Vor allem bei GU5.3- oder G4-LED-Retrofits führen die offiziellen mA-Angaben für die Stromstärke – multipliziert mit 12 Volt – zu Werten, die scheinbar viel höher liegen als die offiziellen Watt-Zahlen. Sind LED-Lampen also gar nicht so sparsam wie versprochen?

Der gleiche Verbatim-GU5.3-LED-Spot, aber mit unterschiedlichen Milliampère-Messwerten an zwei verschiedenen Vorschaltgeräten/Trafos – links 544, rechts nur 503 mA. Wieso? Die Auflösung gibt’s unten im Beitrag. (Fotos: W. Messer)

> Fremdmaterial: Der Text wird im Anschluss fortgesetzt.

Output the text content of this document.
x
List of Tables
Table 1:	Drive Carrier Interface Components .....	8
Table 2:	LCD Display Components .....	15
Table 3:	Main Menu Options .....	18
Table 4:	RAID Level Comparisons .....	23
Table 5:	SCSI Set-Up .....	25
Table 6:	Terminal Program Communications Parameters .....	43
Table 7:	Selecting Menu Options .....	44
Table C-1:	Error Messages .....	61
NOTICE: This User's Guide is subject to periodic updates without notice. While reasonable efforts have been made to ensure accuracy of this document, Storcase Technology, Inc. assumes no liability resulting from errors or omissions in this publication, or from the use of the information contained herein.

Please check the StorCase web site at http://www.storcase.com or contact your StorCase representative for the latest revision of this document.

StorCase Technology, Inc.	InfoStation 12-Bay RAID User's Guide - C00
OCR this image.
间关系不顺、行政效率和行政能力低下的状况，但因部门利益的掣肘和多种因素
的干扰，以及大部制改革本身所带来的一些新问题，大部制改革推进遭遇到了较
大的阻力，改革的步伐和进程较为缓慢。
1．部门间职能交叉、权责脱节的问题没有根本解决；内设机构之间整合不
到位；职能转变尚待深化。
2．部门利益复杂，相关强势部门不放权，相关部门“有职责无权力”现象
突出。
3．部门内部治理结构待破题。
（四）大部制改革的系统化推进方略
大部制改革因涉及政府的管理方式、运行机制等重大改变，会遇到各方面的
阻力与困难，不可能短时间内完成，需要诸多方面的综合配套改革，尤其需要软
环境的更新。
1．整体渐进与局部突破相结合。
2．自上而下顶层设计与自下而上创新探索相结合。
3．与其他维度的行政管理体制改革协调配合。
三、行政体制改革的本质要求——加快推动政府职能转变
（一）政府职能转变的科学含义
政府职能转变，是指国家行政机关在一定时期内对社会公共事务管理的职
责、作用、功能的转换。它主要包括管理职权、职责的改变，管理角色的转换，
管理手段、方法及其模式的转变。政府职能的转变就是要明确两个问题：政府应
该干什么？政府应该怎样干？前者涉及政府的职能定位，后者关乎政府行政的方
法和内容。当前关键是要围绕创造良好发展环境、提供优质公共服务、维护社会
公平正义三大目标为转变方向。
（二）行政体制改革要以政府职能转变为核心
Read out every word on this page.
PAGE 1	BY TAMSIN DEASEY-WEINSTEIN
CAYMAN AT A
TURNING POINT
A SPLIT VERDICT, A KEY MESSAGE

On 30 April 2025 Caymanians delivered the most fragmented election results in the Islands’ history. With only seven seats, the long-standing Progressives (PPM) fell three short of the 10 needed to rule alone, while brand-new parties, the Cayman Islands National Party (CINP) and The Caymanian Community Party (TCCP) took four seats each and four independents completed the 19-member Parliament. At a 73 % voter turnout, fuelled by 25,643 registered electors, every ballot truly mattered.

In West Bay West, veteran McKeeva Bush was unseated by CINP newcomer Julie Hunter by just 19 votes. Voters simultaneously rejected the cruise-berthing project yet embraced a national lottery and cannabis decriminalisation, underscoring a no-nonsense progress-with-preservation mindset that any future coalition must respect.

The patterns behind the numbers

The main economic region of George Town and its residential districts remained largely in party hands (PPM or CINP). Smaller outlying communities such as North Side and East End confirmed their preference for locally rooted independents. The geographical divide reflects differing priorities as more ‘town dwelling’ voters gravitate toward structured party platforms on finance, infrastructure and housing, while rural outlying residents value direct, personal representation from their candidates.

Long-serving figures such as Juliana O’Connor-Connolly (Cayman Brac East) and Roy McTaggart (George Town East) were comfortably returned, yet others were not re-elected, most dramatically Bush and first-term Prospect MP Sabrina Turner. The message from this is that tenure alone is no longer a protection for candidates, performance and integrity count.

Es sieht auf den ersten Blick wie ein unwiderlegbarer Beweis für eine großangelegte Verschwörung der LED-Hersteller aus, was mir Blogleser Johannes am Wochenende berichtet hat. Danach scheint es, als würden die Anbieter bei den offiziellen Watt-Zahlen ihrer Lampen gnadenlos lügen:
„Kürzlich berichteten Sie, dass es bei Netto LED – Lampen gibt. Ich brauchte 7 x GU5.3-LED-Spots. Daher schaute ich mir die Spots von Netto, Eigenmarken-Spots bei Kaufland und Spots von Philips an. Bei allen drei Spot-Herstellern ist mir aufgefallen, dass die Leistungsangaben in Watt auf der Vorderseite (also die beworbene Leistung) mit Angaben in klein zur Stromstärke auf dem Spot bzw. auf der Rückseite nicht übereinstimmen. Vielleicht mache ich auch einen Denkfehler (ich besitze nur Schul- und Bastelkenntnisse).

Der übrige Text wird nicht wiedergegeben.